From single-parameter field checks to complete portable water laboratories, JHS supplies the Palintest Wagtech range in Nepal — with reagents, consumables, and operator guidance for teams working in the field.
Palintest Potatest in Nepal
What does the Palintest Potatest test for?
It covers the parameters most critical for drinking-water safety: total coliforms and faecal (thermotolerant) coliforms as indicators of biological contamination, plus free chlorine and total chlorine to confirm disinfection, and pH and turbidity. Coliforms are measured by membrane filtration with on-site incubation; chlorine, pH, and turbidity are read in the field.
How does it test for bacteria without a laboratory?
The Potatest uses the membrane filtration method.

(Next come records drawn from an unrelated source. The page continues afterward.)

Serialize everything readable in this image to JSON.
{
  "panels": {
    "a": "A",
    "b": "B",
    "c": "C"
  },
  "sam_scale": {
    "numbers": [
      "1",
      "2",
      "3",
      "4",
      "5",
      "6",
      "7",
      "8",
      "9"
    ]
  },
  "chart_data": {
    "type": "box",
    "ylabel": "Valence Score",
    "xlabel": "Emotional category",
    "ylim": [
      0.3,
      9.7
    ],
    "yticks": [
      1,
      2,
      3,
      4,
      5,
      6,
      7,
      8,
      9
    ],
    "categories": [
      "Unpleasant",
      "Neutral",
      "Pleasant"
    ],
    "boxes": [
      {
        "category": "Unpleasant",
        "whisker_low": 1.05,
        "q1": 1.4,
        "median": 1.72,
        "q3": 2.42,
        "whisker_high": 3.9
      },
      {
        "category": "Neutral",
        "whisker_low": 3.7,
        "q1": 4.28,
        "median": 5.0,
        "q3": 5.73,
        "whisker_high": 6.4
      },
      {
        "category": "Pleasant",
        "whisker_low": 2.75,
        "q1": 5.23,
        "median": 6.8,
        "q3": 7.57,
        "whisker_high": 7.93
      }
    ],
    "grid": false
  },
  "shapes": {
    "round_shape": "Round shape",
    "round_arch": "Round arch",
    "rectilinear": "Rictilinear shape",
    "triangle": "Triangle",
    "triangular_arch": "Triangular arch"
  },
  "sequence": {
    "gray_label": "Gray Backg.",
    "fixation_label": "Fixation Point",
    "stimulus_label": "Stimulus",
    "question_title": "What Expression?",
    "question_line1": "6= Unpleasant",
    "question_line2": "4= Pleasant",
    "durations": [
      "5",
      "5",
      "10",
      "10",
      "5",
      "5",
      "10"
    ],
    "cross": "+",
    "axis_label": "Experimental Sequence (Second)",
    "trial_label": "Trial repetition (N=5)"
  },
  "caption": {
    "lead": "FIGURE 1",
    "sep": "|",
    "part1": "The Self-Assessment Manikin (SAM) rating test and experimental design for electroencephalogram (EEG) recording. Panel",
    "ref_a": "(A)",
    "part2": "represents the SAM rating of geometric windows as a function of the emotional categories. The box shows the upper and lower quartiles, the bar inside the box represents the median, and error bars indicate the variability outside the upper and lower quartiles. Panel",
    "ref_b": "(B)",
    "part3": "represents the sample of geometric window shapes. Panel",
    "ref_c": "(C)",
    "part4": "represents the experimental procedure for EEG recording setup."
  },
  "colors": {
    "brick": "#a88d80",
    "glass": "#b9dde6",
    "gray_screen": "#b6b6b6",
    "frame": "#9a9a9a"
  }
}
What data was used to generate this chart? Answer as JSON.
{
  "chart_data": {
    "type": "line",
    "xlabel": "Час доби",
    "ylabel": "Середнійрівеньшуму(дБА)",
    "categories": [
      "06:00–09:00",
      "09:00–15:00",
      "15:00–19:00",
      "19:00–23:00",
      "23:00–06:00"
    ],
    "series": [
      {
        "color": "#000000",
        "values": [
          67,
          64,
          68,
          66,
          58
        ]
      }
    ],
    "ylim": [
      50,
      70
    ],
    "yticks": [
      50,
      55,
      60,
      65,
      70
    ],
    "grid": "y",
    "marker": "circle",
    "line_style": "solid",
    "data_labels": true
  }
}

A measured volume of water is drawn through a fine membrane that traps bacteria, the membrane is placed on a nutrient culture pad, and it is incubated on-site — at 37 °C for total coliforms or 44 °C for thermotolerant (faecal) coliforms. Colonies are then counted by eye to give a quantitative measure of contamination.
What is the difference between total and faecal coliforms?
Total coliforms are a general indicator of biological contamination. Faecal (thermotolerant) coliforms specifically indicate sewage or faecal contamination and are the more direct health-risk indicator for drinking water. The Potatest distinguishes them by incubation temperature — 37 °C versus 44 °C.
Is the Potatest suitable for emergency and disaster response?
Yes. The kit is designed for use in emergency situations — such as natural disasters or displacement settings — to assess available water sources like boreholes, rivers, and tankered water and decide on their suitability as drinking water. Its portability means testing happens at the source, without transporting samples to a lab.
Who uses the Potatest in Nepal?
NGOs and INGOs running WASH programmes, municipalities verifying that chlorinated piped-water systems are effective, district public health offices conducting field water-safety surveys, and research institutions working in areas without laboratory access.
Does JHS supply reagents, consumables, and training?
Yes. JHS Analytic Traders supplies the Palintest Wagtech range in Nepal — including the Potatest — with reagents, consumables, and operator guidance. Specific scope is confirmed per project at the quotation stage.